We have to remember a few rules of matrix algebra that aren't enforced in the procedures we've defined.
  • For dot-product, two vectors can only be multiplied if they're the same length.
  • For matrix-*-vector, the vector must be the same length as the number of columns in the matrix.
  • For matrix-*-matrix, two matrices A and B can be multiplied only if the number of columns of A matches the number of rows of B.

> (define v (list 1 3 -5))
> (define w (list 4 -2 -1))
> (dot-product v w)
3
> (define m (list (list 1 2 3) (list 4 5 6)))
> (define v (list 1 2 3))
> (matrix-*-vector m v)
(14 32)
> (define a (list (list 14 9 3) (list 2 11 15) (list 0 12 17) (list 5 2 3)))
> (define b (list (list 12 25) (list 9 10) (list 8 5)))
> (matrix-*-matrix a b)
((273 455) (243 235) (244 205) (102 160))

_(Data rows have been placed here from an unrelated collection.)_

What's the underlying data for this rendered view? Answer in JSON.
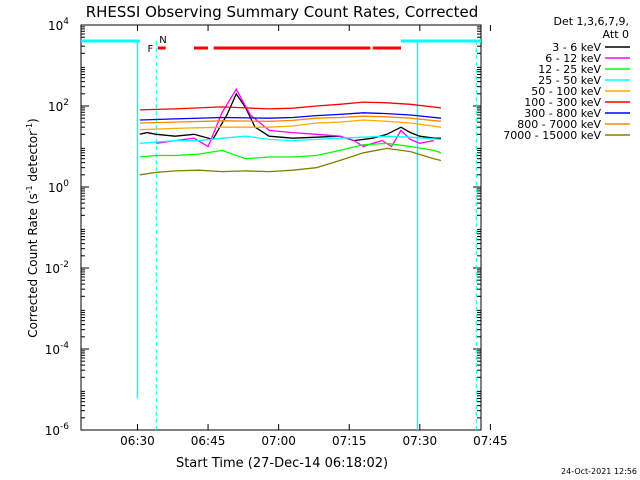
{
  "chart_data": {
    "type": "line",
    "title": "RHESSI Observing Summary Count Rates, Corrected",
    "xlabel": "Start Time (27-Dec-14 06:18:02)",
    "ylabel": "Corrected Count Rate (s^-1 detector^-1)",
    "ylabel_main": "Corrected Count Rate (s",
    "ylabel_mid": " detector",
    "ylabel_end": ")",
    "ylabel_sup": "-1",
    "scale": "log",
    "x_ticks": [
      "06:30",
      "06:45",
      "07:00",
      "07:15",
      "07:30",
      "07:45"
    ],
    "y_ticks": [
      {
        "base": "10",
        "exp": "4",
        "value": 10000
      },
      {
        "base": "10",
        "exp": "2",
        "value": 100
      },
      {
        "base": "10",
        "exp": "0",
        "value": 1
      },
      {
        "base": "10",
        "exp": "-2",
        "value": 0.01
      },
      {
        "base": "10",
        "exp": "-4",
        "value": 0.0001
      },
      {
        "base": "10",
        "exp": "-6",
        "value": 1e-06
      }
    ],
    "ylim": [
      1e-06,
      10000
    ],
    "xlim_minutes_after_0618": [
      0,
      85
    ],
    "legend_title_1": "Det 1,3,6,7,9,",
    "legend_title_2": "Att 0",
    "legend_position": "right",
    "flag_labels": {
      "f": "F",
      "n": "N"
    },
    "series": [
      {
        "name": "3 - 6 keV",
        "color": "#000000",
        "x": [
          12.5,
          14,
          16,
          20,
          24,
          28,
          31,
          33,
          35,
          37,
          40,
          45,
          50,
          55,
          58,
          62,
          65,
          68,
          70,
          72,
          75,
          76.5
        ],
        "y": [
          20,
          22,
          20,
          18,
          20,
          15,
          60,
          200,
          90,
          30,
          18,
          16,
          17,
          18,
          14,
          16,
          20,
          30,
          22,
          18,
          16,
          16
        ]
      },
      {
        "name": "6 - 12 keV",
        "color": "#ff00ff",
        "x": [
          16,
          20,
          24,
          27,
          30,
          33,
          36,
          40,
          45,
          50,
          55,
          58,
          60,
          62,
          64,
          66,
          68,
          70,
          72,
          75
        ],
        "y": [
          12,
          14,
          16,
          10,
          70,
          260,
          60,
          25,
          22,
          20,
          18,
          14,
          10,
          12,
          14,
          10,
          25,
          15,
          12,
          14
        ]
      },
      {
        "name": "12 - 25 keV",
        "color": "#00ff00",
        "x": [
          12.5,
          16,
          20,
          25,
          30,
          35,
          40,
          45,
          50,
          55,
          60,
          65,
          70,
          75,
          76.5
        ],
        "y": [
          5.5,
          6,
          6,
          6.5,
          8,
          5,
          5.5,
          5.5,
          6,
          8,
          11,
          12,
          10,
          8,
          7
        ]
      },
      {
        "name": "25 - 50 keV",
        "color": "#00ffff",
        "x": [
          12.5,
          20,
          25,
          30,
          35,
          40,
          45,
          50,
          55,
          60,
          65,
          70,
          76.5
        ],
        "y": [
          12,
          14,
          14,
          16,
          18,
          15,
          14,
          15,
          16,
          17,
          18,
          17,
          15
        ]
      },
      {
        "name": "50 - 100 keV",
        "color": "#ffaa00",
        "x": [
          12.5,
          20,
          30,
          40,
          45,
          50,
          55,
          60,
          65,
          70,
          76.5
        ],
        "y": [
          26,
          28,
          30,
          30,
          32,
          38,
          40,
          45,
          42,
          38,
          30
        ]
      },
      {
        "name": "100 - 300 keV",
        "color": "#ff0000",
        "x": [
          12.5,
          20,
          25,
          30,
          35,
          40,
          45,
          50,
          55,
          60,
          65,
          70,
          76.5
        ],
        "y": [
          80,
          85,
          90,
          95,
          90,
          85,
          88,
          100,
          110,
          125,
          120,
          110,
          90
        ]
      },
      {
        "name": "300 - 800 keV",
        "color": "#0000ff",
        "x": [
          12.5,
          20,
          30,
          40,
          45,
          50,
          55,
          60,
          65,
          70,
          76.5
        ],
        "y": [
          45,
          48,
          52,
          50,
          52,
          58,
          62,
          68,
          65,
          60,
          50
        ]
      },
      {
        "name": "800 - 7000 keV",
        "color": "#ff8800",
        "x": [
          12.5,
          20,
          30,
          40,
          45,
          50,
          55,
          60,
          65,
          70,
          76.5
        ],
        "y": [
          38,
          40,
          43,
          42,
          44,
          50,
          52,
          56,
          54,
          50,
          42
        ]
      },
      {
        "name": "7000 - 15000 keV",
        "color": "#808000",
        "x": [
          12.5,
          16,
          20,
          25,
          30,
          35,
          40,
          45,
          50,
          55,
          60,
          65,
          70,
          75,
          76.5
        ],
        "y": [
          2,
          2.3,
          2.5,
          2.6,
          2.4,
          2.5,
          2.4,
          2.6,
          3,
          4.5,
          7,
          9,
          7.5,
          5,
          4.5
        ]
      }
    ]
  },
  "footer_date": "24-Oct-2021 12:56"
}
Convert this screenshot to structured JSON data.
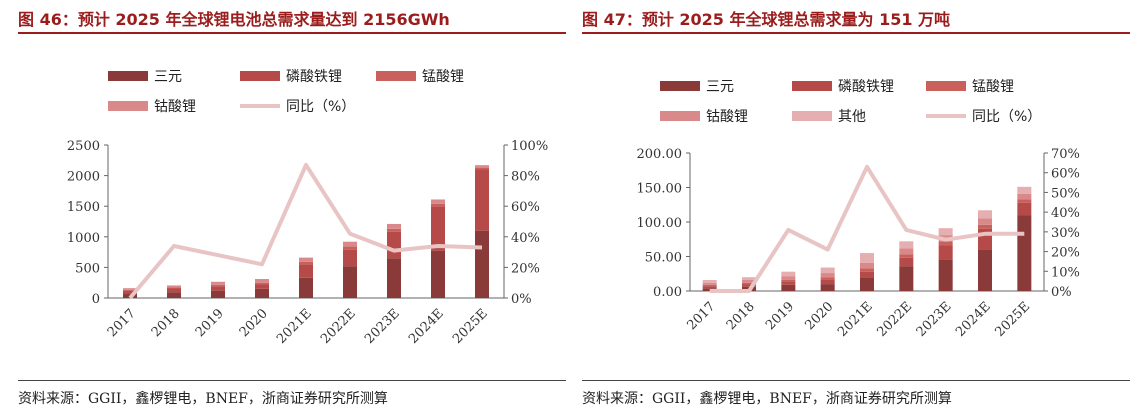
{
  "left": {
    "title": "图 46：预计 2025 年全球锂电池总需求量达到 2156GWh",
    "source": "资料来源：GGII，鑫椤锂电，BNEF，浙商证券研究所测算",
    "legend": [
      "三元",
      "磷酸铁锂",
      "锰酸锂",
      "钴酸锂",
      "同比（%）"
    ]
  },
  "right": {
    "title": "图 47：预计 2025 年全球锂总需求量为 151 万吨",
    "source": "资料来源：GGII，鑫椤锂电，BNEF，浙商证券研究所测算",
    "legend": [
      "三元",
      "磷酸铁锂",
      "锰酸锂",
      "钴酸锂",
      "其他",
      "同比（%）"
    ]
  },
  "colors": {
    "ternary": "#8b3a3a",
    "lfp": "#b54a48",
    "lmo": "#c9605c",
    "lco": "#d9898a",
    "other": "#e5aeb0",
    "yoy": "#e8c4c4",
    "title": "#9b1c1c"
  },
  "chart_data": [
    {
      "type": "bar",
      "stacked": true,
      "categories": [
        "2017",
        "2018",
        "2019",
        "2020",
        "2021E",
        "2022E",
        "2023E",
        "2024E",
        "2025E"
      ],
      "series": [
        {
          "name": "三元",
          "values": [
            65,
            95,
            120,
            150,
            330,
            520,
            650,
            770,
            1100
          ]
        },
        {
          "name": "磷酸铁锂",
          "values": [
            55,
            60,
            70,
            70,
            220,
            270,
            430,
            730,
            1000
          ]
        },
        {
          "name": "锰酸锂",
          "values": [
            15,
            20,
            25,
            30,
            40,
            50,
            50,
            40,
            30
          ]
        },
        {
          "name": "钴酸锂",
          "values": [
            25,
            30,
            50,
            60,
            70,
            80,
            80,
            70,
            40
          ]
        }
      ],
      "line": {
        "name": "同比（%）",
        "axis": "right",
        "values": [
          0,
          34,
          null,
          22,
          87,
          42,
          31,
          34,
          33
        ]
      },
      "ylim": [
        0,
        2500
      ],
      "yticks": [
        "0",
        "500",
        "1000",
        "1500",
        "2000",
        "2500"
      ],
      "y2lim": [
        0,
        100
      ],
      "y2ticks": [
        "0%",
        "20%",
        "40%",
        "60%",
        "80%",
        "100%"
      ],
      "legend_position": "top"
    },
    {
      "type": "bar",
      "stacked": true,
      "categories": [
        "2017",
        "2018",
        "2019",
        "2020",
        "2021E",
        "2022E",
        "2023E",
        "2024E",
        "2025E"
      ],
      "series": [
        {
          "name": "三元",
          "values": [
            4,
            6,
            9,
            10,
            20,
            36,
            46,
            60,
            110
          ]
        },
        {
          "name": "磷酸铁锂",
          "values": [
            3,
            4,
            4,
            6,
            8,
            12,
            20,
            30,
            18
          ]
        },
        {
          "name": "锰酸锂",
          "values": [
            2,
            2,
            3,
            4,
            5,
            5,
            6,
            6,
            5
          ]
        },
        {
          "name": "钴酸锂",
          "values": [
            3,
            4,
            5,
            6,
            8,
            9,
            9,
            9,
            8
          ]
        },
        {
          "name": "其他",
          "values": [
            4,
            4,
            7,
            8,
            14,
            10,
            10,
            12,
            10
          ]
        }
      ],
      "line": {
        "name": "同比（%）",
        "axis": "right",
        "values": [
          0,
          0,
          31,
          21,
          63,
          31,
          26,
          29,
          29
        ]
      },
      "ylim": [
        0,
        200
      ],
      "yticks": [
        "0.00",
        "50.00",
        "100.00",
        "150.00",
        "200.00"
      ],
      "y2lim": [
        0,
        70
      ],
      "y2ticks": [
        "0%",
        "10%",
        "20%",
        "30%",
        "40%",
        "50%",
        "60%",
        "70%"
      ],
      "legend_position": "top"
    }
  ]
}
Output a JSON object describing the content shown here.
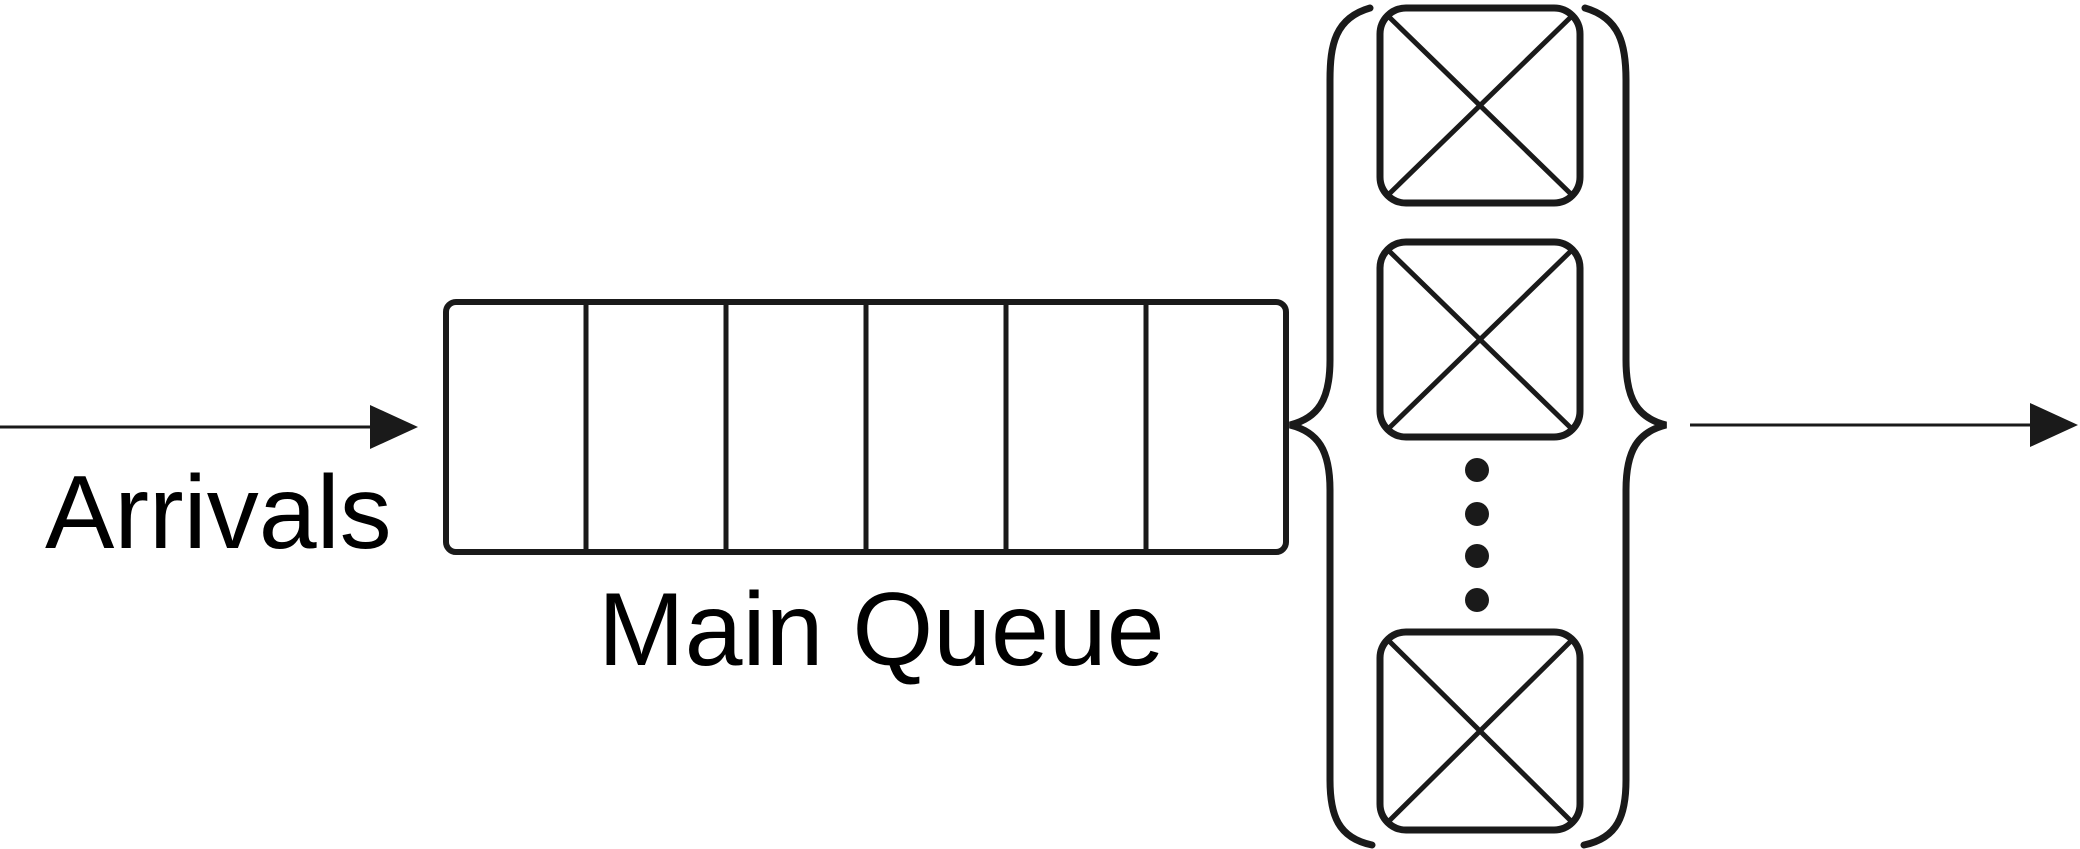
{
  "labels": {
    "arrivals": "Arrivals",
    "main_queue": "Main Queue"
  },
  "icons": {
    "arrow": "arrow-right-icon",
    "server": "server-x-box-icon",
    "brace": "curly-brace-icon",
    "ellipsis": "vertical-dots-icon"
  },
  "colors": {
    "stroke": "#1a1a1a",
    "background": "#ffffff"
  }
}
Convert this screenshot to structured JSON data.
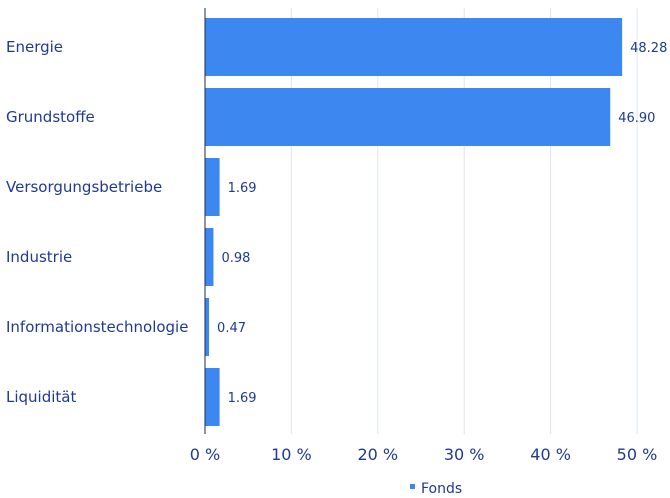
{
  "chart_data": {
    "type": "bar",
    "orientation": "horizontal",
    "categories": [
      "Energie",
      "Grundstoffe",
      "Versorgungsbetriebe",
      "Industrie",
      "Informationstechnologie",
      "Liquidität"
    ],
    "series": [
      {
        "name": "Fonds",
        "values": [
          48.28,
          46.9,
          1.69,
          0.98,
          0.47,
          1.69
        ],
        "color": "#3d87f0"
      }
    ],
    "value_labels": [
      "48.28",
      "46.90",
      "1.69",
      "0.98",
      "0.47",
      "1.69"
    ],
    "xlim": [
      0,
      50
    ],
    "x_ticks": [
      0,
      10,
      20,
      30,
      40,
      50
    ],
    "x_tick_labels": [
      "0 %",
      "10 %",
      "20 %",
      "30 %",
      "40 %",
      "50 %"
    ],
    "grid": true,
    "legend": "bottom-center",
    "colors": {
      "bar": "#3d87f0",
      "text": "#1f3a93",
      "grid": "#dde6f5",
      "axis": "#1a2a50"
    }
  }
}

Note that the values above are the same as those used as as examples on pages I linked to explaining each operation. The results above are correct, but you can do a Google search for "matrix multiplication calculator" to find several online calculators if you want to test with other values.


Related:

For links to all of the SICP lecture notes and exercises that I've done so far, see The SICP Challenge.

2 comments:

chege said...

using map in 2.2.3 is all sorts of beautiful. I'v been pulling hair out for hours thinking how to use car and cdr to get the corresponding n-th elements of all lists to be passed to accumulate. I think i am still thinking imperatively, since i even first did it in python with for loops, just to make sure it works.

Anonymous said...

@chege You are not alone:) I think it is the biggest problem in embracing functional paradigm for us - to get rid of imperative thinking. I have the same problem.